Fritz Oser: A New Approach to the Problem of Critical Thinking: A Critique of Critical Thinking
Fritz K. Oser, Switzerland
Professor of Educational Psychology and General Education at the Department of Educational Sciences. Is the co-founder of the Leading house conception, new University Institutes that bring the VET and professional learning field to research. The leader of research projects like e.g. "The Impact of Negative Knowledge to Develop Rescue from Entrepreneurial Failure Competencies: An Intervention Study at the Upper-secondary Level"
Lauren B. Resnick : 'Dialogic learning: current research and practices'
Lauren B. Resnick, USA
Distinguished University Professor and Co-Director, Institute for Learning, University of Pittsburgh. Lauren B. Resnick made a notable contributions to the cognitive science of learning and instruction.

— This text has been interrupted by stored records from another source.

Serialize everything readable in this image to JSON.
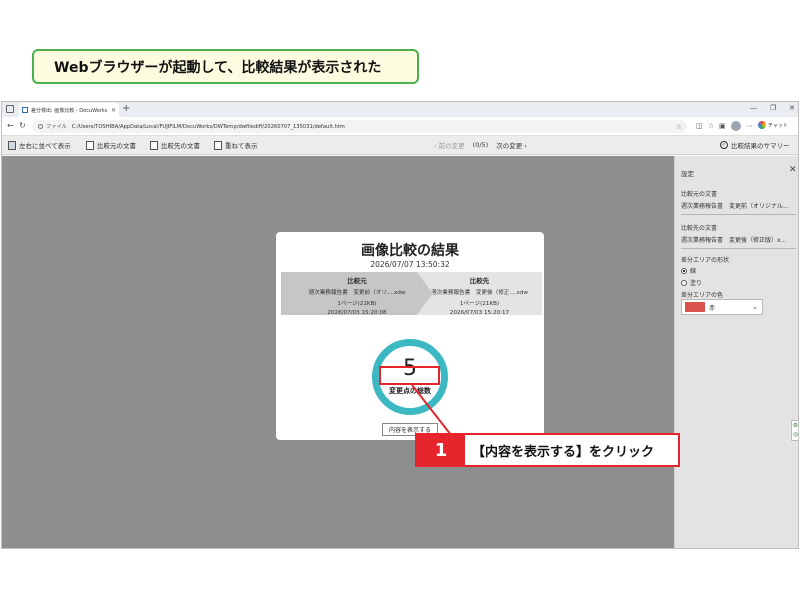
{
  "caption": "Webブラウザーが起動して、比較結果が表示された",
  "browser": {
    "tab_title": "差分検出: 画像比較 - DocuWorks",
    "url_scheme": "ファイル",
    "url": "C:/Users/TOSHIBA/AppData/Local/FUJIFILM/DocuWorks/DWTemp/dwfilediff/20260707_135031/default.htm",
    "chat_label": "チャット"
  },
  "toolbar": {
    "side_by_side": "左右に並べて表示",
    "source_doc": "比較元の文書",
    "target_doc": "比較先の文書",
    "overlay": "重ねて表示",
    "prev_change": "前の変更",
    "position": "(0/5)",
    "next_change": "次の変更",
    "summary": "比較結果のサマリー"
  },
  "settings": {
    "title": "設定",
    "source_label": "比較元の文書",
    "source_value": "週次業務報告書　変更前（オリジナル...",
    "target_label": "比較先の文書",
    "target_value": "週次業務報告書　変更後（修正版）x...",
    "shape_label": "差分エリアの形状",
    "shape_options": [
      "線",
      "塗り"
    ],
    "color_label": "差分エリアの色",
    "color_value": "赤",
    "color_swatch": "#d9534f"
  },
  "dialog": {
    "title": "画像比較の結果",
    "datetime": "2026/07/07 13:50:32",
    "source": {
      "heading": "比較元",
      "name": "週次業務報告書　変更前（オリ....xdw",
      "pages": "1ページ(21KB)",
      "date": "2026/07/03 15:20:08"
    },
    "target": {
      "heading": "比較先",
      "name": "週次業務報告書　変更後（修正....xdw",
      "pages": "1ページ(21KB)",
      "date": "2026/07/03 15:20:17"
    },
    "total_changes": "5",
    "total_label": "変更点の総数",
    "show_button": "内容を表示する",
    "ring_color": "#3bb8c2"
  },
  "callout": {
    "step": "1",
    "text": "【内容を表示する】をクリック",
    "color": "#e5242b"
  }
}
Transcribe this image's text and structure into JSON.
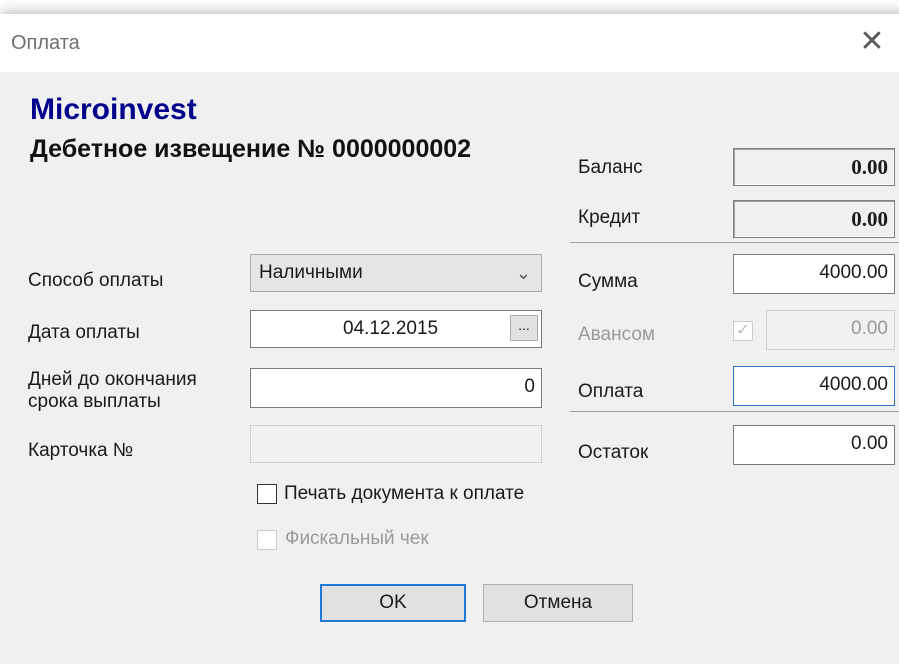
{
  "window": {
    "title": "Оплата"
  },
  "header": {
    "brand": "Microinvest",
    "document_title": "Дебетное извещение № 0000000002"
  },
  "form": {
    "payment_method": {
      "label": "Способ оплаты",
      "value": "Наличными"
    },
    "payment_date": {
      "label": "Дата оплаты",
      "value": "04.12.2015",
      "button_label": "..."
    },
    "days_until_due": {
      "label": "Дней до окончания срока выплаты",
      "value": "0"
    },
    "card_number": {
      "label": "Карточка №",
      "value": ""
    }
  },
  "summary": {
    "balance": {
      "label": "Баланс",
      "value": "0.00"
    },
    "credit": {
      "label": "Кредит",
      "value": "0.00"
    },
    "amount": {
      "label": "Сумма",
      "value": "4000.00"
    },
    "advance": {
      "label": "Авансом",
      "value": "0.00",
      "checked": true
    },
    "payment": {
      "label": "Оплата",
      "value": "4000.00"
    },
    "remainder": {
      "label": "Остаток",
      "value": "0.00"
    }
  },
  "options": {
    "print_document": {
      "label": "Печать документа к оплате",
      "checked": false
    },
    "fiscal_receipt": {
      "label": "Фискальный чек",
      "checked": false,
      "enabled": false
    }
  },
  "buttons": {
    "ok": "OK",
    "cancel": "Отмена"
  },
  "icons": {
    "close": "close-icon",
    "dropdown": "chevron-down-icon",
    "check": "check-icon"
  },
  "colors": {
    "brand": "#00008b",
    "focus": "#2b73c9",
    "default_button": "#1e7ad6"
  }
}
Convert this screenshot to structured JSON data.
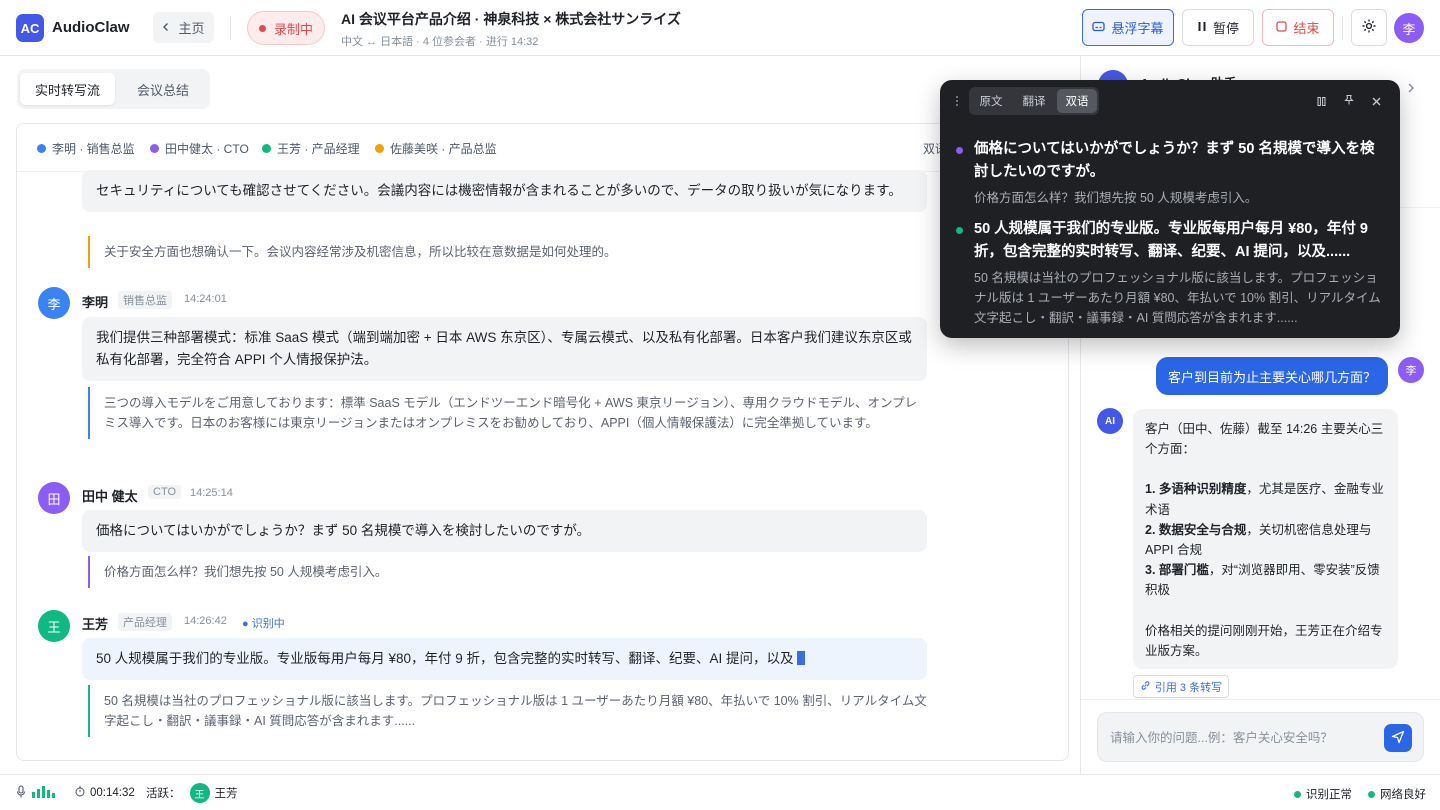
{
  "app": {
    "name": "AudioClaw",
    "logo_text": "AC"
  },
  "topbar": {
    "home_label": "主页",
    "recording_label": "录制中",
    "meeting_title": "AI 会议平台产品介绍 · 神泉科技 × 株式会社サンライズ",
    "meeting_sub": "中文 ↔ 日本語 · 4 位参会者 · 进行 14:32",
    "float_subtitle_label": "悬浮字幕",
    "pause_label": "暂停",
    "end_label": "结束",
    "user_avatar": "李"
  },
  "tabs": [
    {
      "label": "实时转写流"
    },
    {
      "label": "会议总结"
    }
  ],
  "legend": [
    {
      "name": "李明 · 销售总监",
      "color": "#3b82f6"
    },
    {
      "name": "田中健太 · CTO",
      "color": "#8b5cf6"
    },
    {
      "name": "王芳 · 产品经理",
      "color": "#10b981"
    },
    {
      "name": "佐藤美咲 · 产品总监",
      "color": "#f59e0b"
    }
  ],
  "legend_mode": "双语",
  "messages": [
    {
      "text": "セキュリティについても確認させてください。会議内容には機密情報が含まれることが多いので、データの取り扱いが気になります。",
      "translation": "关于安全方面也想确认一下。会议内容经常涉及机密信息，所以比较在意数据是如何处理的。",
      "color": "#f59e0b"
    },
    {
      "avatar": "李",
      "name": "李明",
      "role": "销售总监",
      "time": "14:24:01",
      "color": "#3b82f6",
      "text": "我们提供三种部署模式：标准 SaaS 模式（端到端加密 + 日本 AWS 东京区）、专属云模式、以及私有化部署。日本客户我们建议东京区或私有化部署，完全符合 APPI 个人情报保护法。",
      "translation": "三つの導入モデルをご用意しております：標準 SaaS モデル（エンドツーエンド暗号化 + AWS 東京リージョン）、専用クラウドモデル、オンプレミス導入です。日本のお客様には東京リージョンまたはオンプレミスをお勧めしており、APPI（個人情報保護法）に完全準拠しています。"
    },
    {
      "avatar": "田",
      "name": "田中 健太",
      "role": "CTO",
      "time": "14:25:14",
      "color": "#8b5cf6",
      "text": "価格についてはいかがでしょうか？まず 50 名規模で導入を検討したいのですが。",
      "translation": "价格方面怎么样？我们想先按 50 人规模考虑引入。"
    },
    {
      "avatar": "王",
      "name": "王芳",
      "role": "产品经理",
      "time": "14:26:42",
      "color": "#10b981",
      "live_label": "识别中",
      "text": "50 人规模属于我们的专业版。专业版每用户每月 ¥80，年付 9 折，包含完整的实时转写、翻译、纪要、AI 提问，以及",
      "translation": "50 名規模は当社のプロフェッショナル版に該当します。プロフェッショナル版は 1 ユーザーあたり月額 ¥80、年払いで 10% 割引、リアルタイム文字起こし・翻訳・議事録・AI 質問応答が含まれます......"
    }
  ],
  "overlay": {
    "tabs": [
      {
        "label": "原文"
      },
      {
        "label": "翻译"
      },
      {
        "label": "双语"
      }
    ],
    "lines": [
      {
        "main": "価格についてはいかがでしょうか？まず 50 名規模で導入を検討したいのですが。",
        "sub": "价格方面怎么样？我们想先按 50 人规模考虑引入。",
        "color": "#8b5cf6"
      },
      {
        "main": "50 人规模属于我们的专业版。专业版每用户每月 ¥80，年付 9 折，包含完整的实时转写、翻译、纪要、AI 提问，以及......",
        "sub": "50 名規模は当社のプロフェッショナル版に該当します。プロフェッショナル版は 1 ユーザーあたり月額 ¥80、年払いで 10% 割引、リアルタイム文字起こし・翻訳・議事録・AI 質問応答が含まれます......",
        "color": "#10b981"
      }
    ]
  },
  "assistant": {
    "title": "AudioClaw 助手",
    "user_avatar": "李",
    "question": "客户到目前为止主要关心哪几方面？",
    "ai_avatar": "AI",
    "answer_intro": "客户（田中、佐藤）截至 14:26 主要关心三个方面：",
    "points": [
      {
        "title": "1. 多语种识别精度",
        "rest": "，尤其是医疗、金融专业术语"
      },
      {
        "title": "2. 数据安全与合规",
        "rest": "，关切机密信息处理与 APPI 合规"
      },
      {
        "title": "3. 部署门槛",
        "rest": "，对“浏览器即用、零安装”反馈积极"
      }
    ],
    "answer_outro": "价格相关的提问刚刚开始，王芳正在介绍专业版方案。",
    "cite_label": "引用 3 条转写",
    "input_placeholder": "请输入你的问题...例：客户关心安全吗？"
  },
  "status": {
    "timer": "00:14:32",
    "active_label": "活跃：",
    "active_avatar": "王",
    "active_name": "王芳",
    "recognition": "识别正常",
    "network": "网络良好"
  }
}
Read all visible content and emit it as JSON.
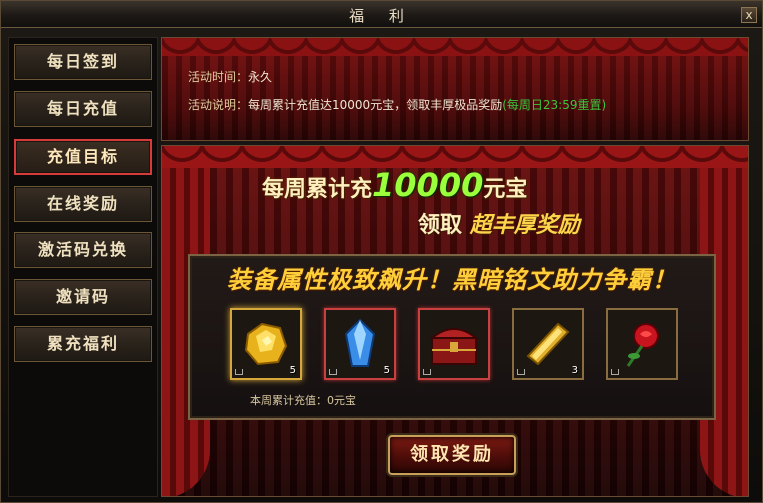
{
  "window": {
    "title": "福  利",
    "close_label": "x"
  },
  "sidebar": {
    "items": [
      {
        "label": "每日签到",
        "active": false
      },
      {
        "label": "每日充值",
        "active": false
      },
      {
        "label": "充值目标",
        "active": true
      },
      {
        "label": "在线奖励",
        "active": false
      },
      {
        "label": "激活码兑换",
        "active": false
      },
      {
        "label": "邀请码",
        "active": false
      },
      {
        "label": "累充福利",
        "active": false
      }
    ]
  },
  "info": {
    "time_label": "活动时间：",
    "time_value": "永久",
    "desc_label": "活动说明：",
    "desc_value": "每周累计充值达10000元宝，领取丰厚极品奖励",
    "desc_note": "(每周日23:59重置)"
  },
  "stage": {
    "headline1_prefix": "每周累计充",
    "headline1_number": "10000",
    "headline1_suffix": "元宝",
    "headline2_prefix": "领取",
    "headline2_highlight": "超丰厚奖励",
    "banner": "装备属性极致飙升！黑暗铭文助力争霸！",
    "weekly_label": "本周累计充值：",
    "weekly_value": "0元宝",
    "claim_button": "领取奖励"
  },
  "rewards": [
    {
      "icon": "gold-ore-icon",
      "count": "5",
      "highlight": "gold"
    },
    {
      "icon": "blue-crystal-icon",
      "count": "5",
      "highlight": "red"
    },
    {
      "icon": "treasure-chest-icon",
      "count": "",
      "highlight": "red"
    },
    {
      "icon": "gold-bar-icon",
      "count": "3",
      "highlight": "none"
    },
    {
      "icon": "red-rose-icon",
      "count": "",
      "highlight": "none"
    }
  ],
  "colors": {
    "accent_red": "#d63a3a",
    "headline_green": "#9cff3c",
    "banner_gold": "#ffcf3a",
    "note_green": "#3ec43e"
  }
}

About the lecture: Two broad, competing theories of human intelligence and learning became important in the 19thcentury and continue today according to two central questions: What is intelligence? and Who is intelligent? Both the what and the who questions are crucial to how societies will choose to organize education, both formal and informal. The lecture will cover the variety of phenomena in this field connected with the key issues of learning, thinking, and language development.
Maris A. Vinovskis: 'U.S. Gorvenment Efforts to Promote K-12 Education Equity and Excellence since 1950'
Maris A. Vinovskis, USA
University of Michigan Bentley Professor of History, Institute for Social Science Research Professor, and Professor at the Gerald R. Ford of Public Policy. Professor Vinovskis works on a variety of historical and policy issues on the United States including demographic trends, socio-economic developments, family life, Head Start, K-12-education, and the uses of history for policymaking.
About the lecture: Federal involvement in preschool through high school education has increased substantially since the 1950s. Yet states and local communities still provide most of the funding and much of the control of schools. This talk will briefly examine changes in federal involvement, the creation of early childhood education (Head Start), and the passage of the Elementary and Secondary Education Act of 1965 and its revisions (such as No Child Left Behind). In addition, federal support and guidance of education research will be discussed and evaluated. Finally, the talk will conclude with an assessment of federal activities and suggestions made on how to understand the past 70 years as well as what challenges still have to be resolved in the future.